At one point during his show – one of the few times he speaks English – PC Sorcar Junior says his way of doing illusions is “better than the American way.” Some would possibly dispute the word “better” but it is undoubtedly different. The biggest touring illusion show I had previously seen was David Copperfield’s and comparisons between the two are inevitable: particularly as Sorcar’s final illusion is his ‘homemade’ version of the Death Saw.

Many of the illusions do have a Western influence (for instance, a not terribly convincing Interlude performed by Sorcar’s daughter and a swiftly executed Slicer) but many of them are clearly steeped in Indian culture. The extremely pacey presentations (helped by having as many as five or six assistants per illusion), the colourful costumes (brought to great effect with a three way dress transformation of four girls behind a giant cloth) and the Eastern music and dancing, all play their part. A couple of the illusions, too, I’ve never seen before – and suspect they might have originated in Sorcar’s homeland.

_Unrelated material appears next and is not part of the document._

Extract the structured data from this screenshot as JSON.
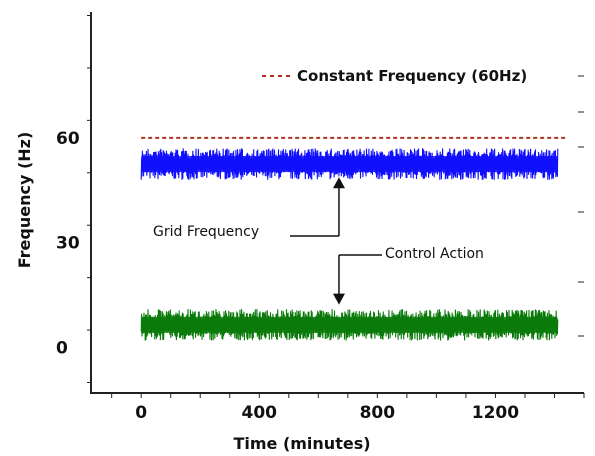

What perhaps Sorcar’s show lacks at the cutting edge of modern day illusions, it more than makes up with charm. His running gag of ‘Waters from India’ with the lota vase is something that Copperfield couldn’t possibly pull off. His solo talking piece, X-ray eyes, is a masterful routine, both in the effect and gentle banter with his helpers, that Copperfield would require stooges to pull off. And bringing on his myriad of assistants at the end for a (song and dance) curtain call is something that Copperfield is apparently incapable of pulling off.

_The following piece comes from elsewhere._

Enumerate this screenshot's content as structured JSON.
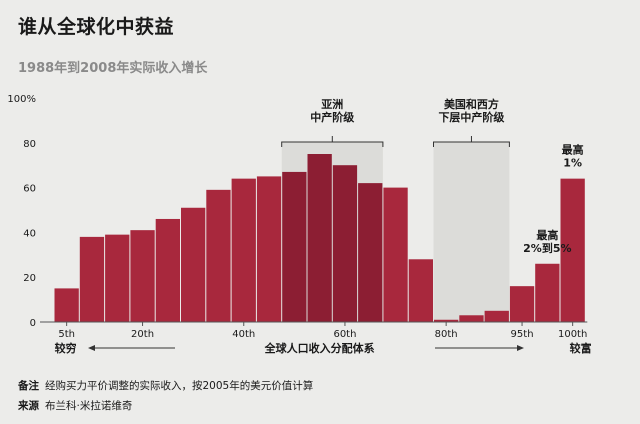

There is a clever parody presently showing on YouTube of the Mac versus PC advert. It features Mac (King) and David Kaye playing PC (Sorcar Junior). The ‘joke’ is that Mac King can do with a pack of cards and a goldfish what Sorcar requires a truckload of illusions and assistants to achieve. The truth is, though, that the two magicians are like chalk and cheese. Maybe a show like Sorcar’s couldn’t survive in Las Vegas – but what a delight to know that it can still flourish in certain parts of the world: and what a pleasure it was to see it in its full glory in the UK.